Enhancement of exciton properties in poly(3-hexylthiophene) via carbon nitride composites

Once the efficiency of solar energy-converting devices depends on the population of the electron-hole pairs (excitons), one way of increasing the conversion efficiency of photoactive materials is using electron-accepting materials, which acts on the separation efficiency of these pairs by collecting the electrons. In such a way, carbon nitride (C3N4) has been studied as an electron acceptor. With simple synthesis and easy tailoring properties, this material becomes a promising candidate in organic photovoltaic cells. Thus, the objective was to evaluate the photocurrent as a function of exciton properties. Then, P3HT was obtained by redox polymerization and C3N4 by urea pyrolysis. Photoelectrochemical and spectroscopic measurements were performed to characterize the electrodes. In addition, theoretical calculations were carried out using TD-DFT. It was observed that a photocurrent 3-fold increased in relation to the pure P3HT film (from 12.1 up to 33.2 mu A cm(-2)), attributed to the increase in the hole-electron separation efficiency, with an increase in their lifetime (from 0.18 to 0.42 ms).

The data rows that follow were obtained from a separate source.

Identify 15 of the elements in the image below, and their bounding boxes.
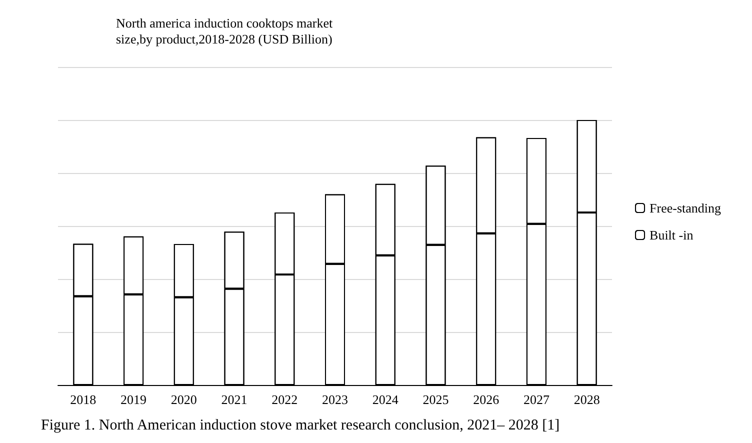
chart-title: North america induction cooktops market size,by product,2018-2028 (USD Billion) [116, 16, 333, 46]
x-tick-label: 2021 [221, 392, 248, 407]
legend-label: Free-standing [650, 200, 722, 216]
x-tick-label: 2026 [473, 392, 500, 407]
legend-label: Built -in [650, 228, 694, 242]
x-tick-label: 2020 [170, 392, 197, 407]
x-tick-label: 2023 [322, 392, 348, 407]
x-tick-label: 2018 [70, 392, 96, 407]
x-tick-label: 2022 [272, 392, 298, 407]
x-tick-label: 2025 [422, 392, 449, 407]
x-tick-label: 2028 [574, 392, 600, 407]
x-tick-label: 2024 [372, 392, 399, 407]
x-tick-label: 2019 [120, 392, 147, 407]
caption: Figure 1. North American induction stove market research conclusion, 2021– 2028 [1] [41, 418, 560, 434]
x-tick-label: 2027 [523, 392, 550, 407]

The electron transport was also boosted (an increase of 2.1x10(-3) cm(2) V-1 s(-1)). The theoretical calculations suggest that the structural modification of C3N4 affects the photocurrent due to the charge delocalization induced by the torsion of the triazine units. Besides, the photocurrent values achieved in this work were not expressive; the results pointed out that the association P3HT+C3N4 is promissory. The further optimization of these systems by heat treatment, type of solvent, and deposition method could lead to better results. Additionally, the theoretical results demonstrated that minor system modifications could improve the photocurrent values.